Wednesday, 5 October 2016

Disappearances

I have finished reading the 454-page Volume II of SM Stirling's Nantucket Trilogy and have begun to read the 630-page Volume III. (See image.) The single sentence that I will discuss in this post is equally relevant to Poul Anderson's Time Patrol series:

"...an entire history - three millennia of people, being born and living, fighting and bearing children and dying - had...vanished...when the Event happened."
-SM Stirling, On The Oceans Of Eternity (New York, 2000), Chapter One, p. 8.

If I vanish or disappear to you, then you cease to perceive me either because I have ceased to exist or for some other reason. At time t2, time t1 has vanished or disappeared to us. Is this because t1 has ceased to exist or for some other reason? What would it mean to say that t1 does not exist? Does this mean just that, at t2, t1 is not the present moment because t2 is? If someone was alive at t1 but is no longer alive at t2, then it follows that he does not exist at t2 but it does not cease to be true that he was alive at t1.

Stirling has written a series describing later events in the "vanished" timeline, thus confirming that that timeline has not ceased to exist. However, in this post, I merely address the logical implications of the vanishment of a timeline. If the timeline did exist but is no longer perceived by the Nantucketers, then it seems to be in the same ontological category as the t1 that is no longer perceived by those who have lived from t1 into t2. t1 and the vanished timeline are past. t1 is in the past of the current timeline.

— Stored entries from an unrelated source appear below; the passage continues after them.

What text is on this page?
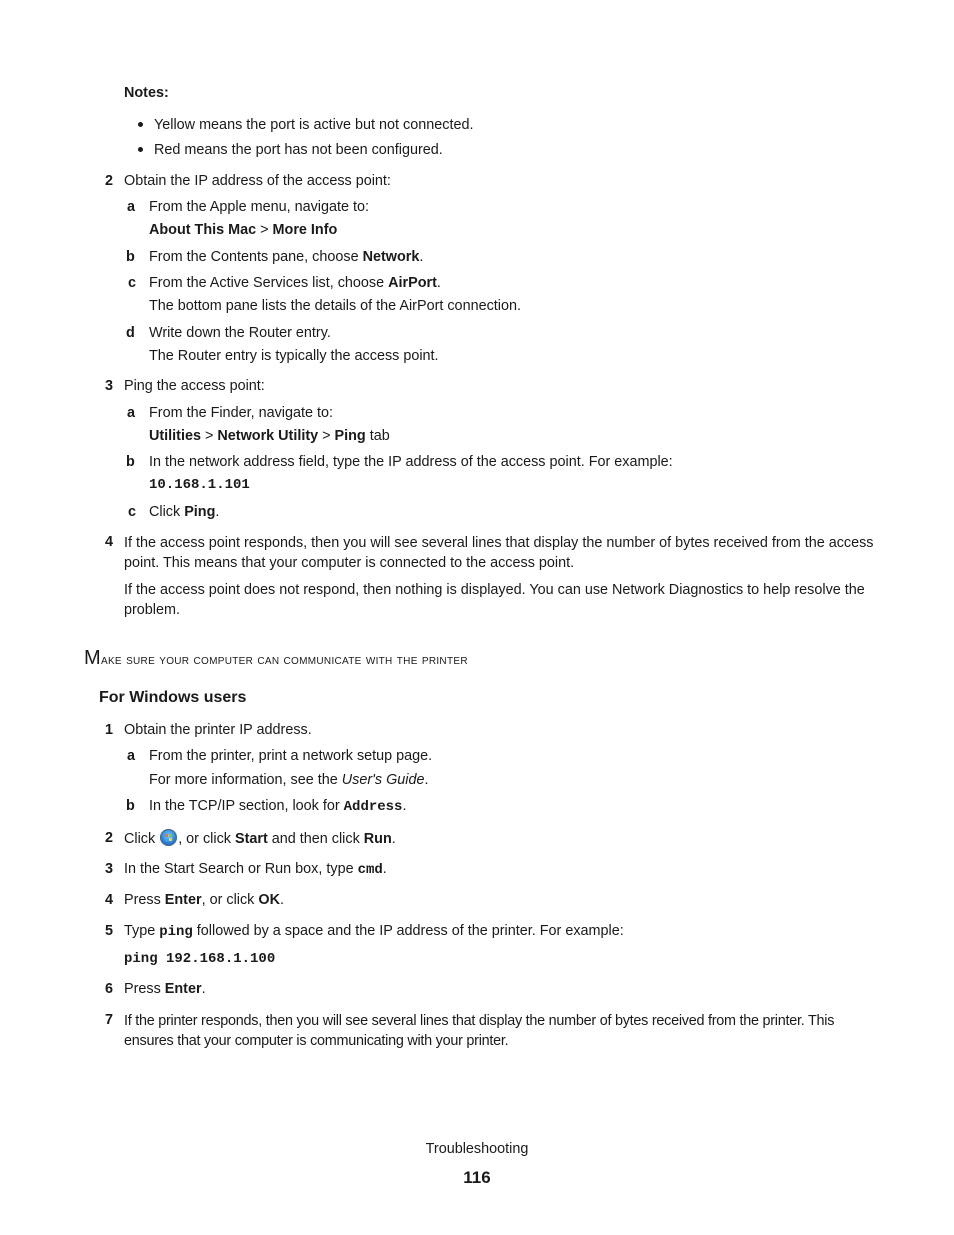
Notes:
Yellow means the port is active but not connected.
Red means the port has not been configured.
2 Obtain the IP address of the access point:
a From the Apple menu, navigate to:
About This Mac > More Info
b From the Contents pane, choose Network.
c From the Active Services list, choose AirPort.
The bottom pane lists the details of the AirPort connection.
d Write down the Router entry.
The Router entry is typically the access point.
3 Ping the access point:
a From the Finder, navigate to:
Utilities > Network Utility > Ping tab
b In the network address field, type the IP address of the access point. For example:
10.168.1.101
c Click Ping.
4 If the access point responds, then you will see several lines that display the number of bytes received from the access point. This means that your computer is connected to the access point.
If the access point does not respond, then nothing is displayed. You can use Network Diagnostics to help resolve the problem.
Make sure your computer can communicate with the printer
For Windows users
1 Obtain the printer IP address.
a From the printer, print a network setup page.
For more information, see the User's Guide.
b In the TCP/IP section, look for Address.
2 Click , or click Start and then click Run.
3 In the Start Search or Run box, type cmd.
4 Press Enter, or click OK.
5 Type ping followed by a space and the IP address of the printer. For example:
ping 192.168.1.100
6 Press Enter.
7 If the printer responds, then you will see several lines that display the number of bytes received from the printer. This ensures that your computer is communicating with your printer.
Troubleshooting
116
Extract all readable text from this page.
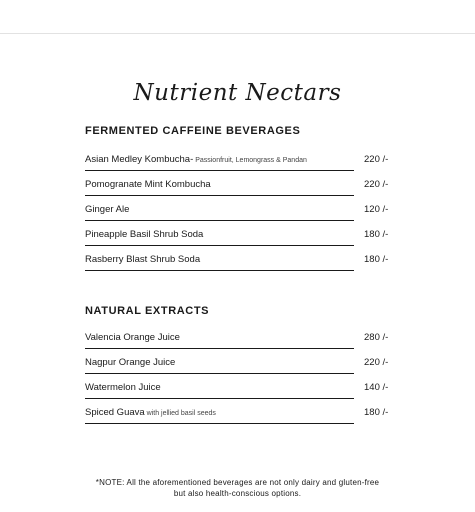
Nutrient Nectars
FERMENTED CAFFEINE BEVERAGES
Asian Medley Kombucha- Passionfruit, Lemongrass & Pandan	220 /-
Pomogranate Mint Kombucha	220 /-
Ginger Ale	120 /-
Pineapple Basil Shrub Soda	180 /-
Rasberry Blast Shrub Soda	180 /-
NATURAL EXTRACTS
Valencia Orange Juice	280 /-
Nagpur Orange Juice	220 /-
Watermelon Juice	140 /-
Spiced Guava with jellied basil seeds	180 /-

*NOTE: All the aforementioned beverages are not only dairy and gluten-free but also health-conscious options.
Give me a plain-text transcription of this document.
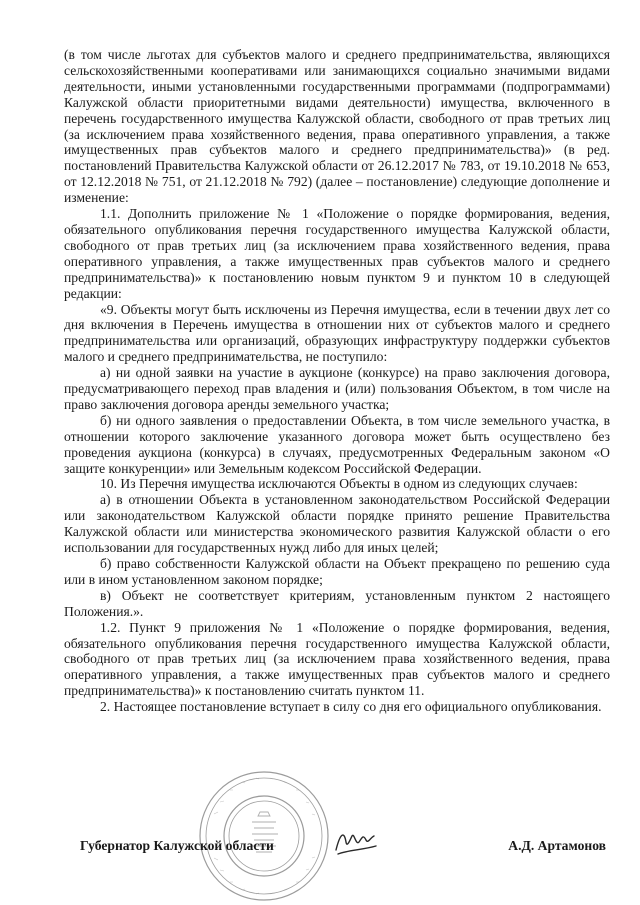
(в том числе льготах для субъектов малого и среднего предпринимательства, являющихся сельскохозяйственными кооперативами или занимающихся социально значимыми видами деятельности, иными установленными государственными программами (подпрограммами) Калужской области приоритетными видами деятельности) имущества, включенного в перечень государственного имущества Калужской области, свободного от прав третьих лиц (за исключением права хозяйственного ведения, права оперативного управления, а также имущественных прав субъектов малого и среднего предпринимательства)» (в ред. постановлений Правительства Калужской области от 26.12.2017 № 783, от 19.10.2018 № 653, от 12.12.2018 № 751, от 21.12.2018 № 792) (далее – постановление) следующие дополнение и изменение:

1.1. Дополнить приложение № 1 «Положение о порядке формирования, ведения, обязательного опубликования перечня государственного имущества Калужской области, свободного от прав третьих лиц (за исключением права хозяйственного ведения, права оперативного управления, а также имущественных прав субъектов малого и среднего предпринимательства)» к постановлению новым пунктом 9 и пунктом 10 в следующей редакции:

«9. Объекты могут быть исключены из Перечня имущества, если в течении двух лет со дня включения в Перечень имущества в отношении них от субъектов малого и среднего предпринимательства или организаций, образующих инфраструктуру поддержки субъектов малого и среднего предпринимательства, не поступило:

а) ни одной заявки на участие в аукционе (конкурсе) на право заключения договора, предусматривающего переход прав владения и (или) пользования Объектом, в том числе на право заключения договора аренды земельного участка;

б) ни одного заявления о предоставлении Объекта, в том числе земельного участка, в отношении которого заключение указанного договора может быть осуществлено без проведения аукциона (конкурса) в случаях, предусмотренных Федеральным законом «О защите конкуренции» или Земельным кодексом Российской Федерации.

10. Из Перечня имущества исключаются Объекты в одном из следующих случаев:

а) в отношении Объекта в установленном законодательством Российской Федерации или законодательством Калужской области порядке принято решение Правительства Калужской области или министерства экономического развития Калужской области о его использовании для государственных нужд либо для иных целей;

б) право собственности Калужской области на Объект прекращено по решению суда или в ином установленном законом порядке;

в) Объект не соответствует критериям, установленным пунктом 2 настоящего Положения.».

1.2. Пункт 9 приложения № 1 «Положение о порядке формирования, ведения, обязательного опубликования перечня государственного имущества Калужской области, свободного от прав третьих лиц (за исключением права хозяйственного ведения, права оперативного управления, а также имущественных прав субъектов малого и среднего предпринимательства)» к постановлению считать пунктом 11.

2. Настоящее постановление вступает в силу со дня его официального опубликования.

Губернатор Калужской области	А.Д. Артамонов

Since the vanished timeline is an entire timeline, it exists not in the past of the current timeline but in the past of a second temporal dimension at right angles to the first. The current timeline exists in the present of the second temporal dimension.

3 comments:

Sean M. Brooks said...

Kaor, Paul!

The cover illustration for Stirling's ON THE OCEANS OF ETERNITY interests me. I've thought of it as King Kashtiliash of Babylon granting an audience to Kenneth Howard.

If it doesn't seem trivial, would your next to last sentence make as sense and be as logical if you had written: "Since the vanished timeline is an entire timeline, it exists not in the past of the current timeline but in the past of a second temporal dimension at LEFT angles to the first." Does it have to be ONLY right angles?

Sean

Paul Shackley said...

Sean,
Not sure I follow you. By a "right angle," I mean 90 degrees. Thus, the three spatial dimensions - forward-backward, left-right, up-down - are at right angles to each other - and we cannot visualize a fourth.
Paul.

Sean M. Brooks said...

Kaor, Paul!

But now I understand you better! It only goes to show you remembered more geometry than I had.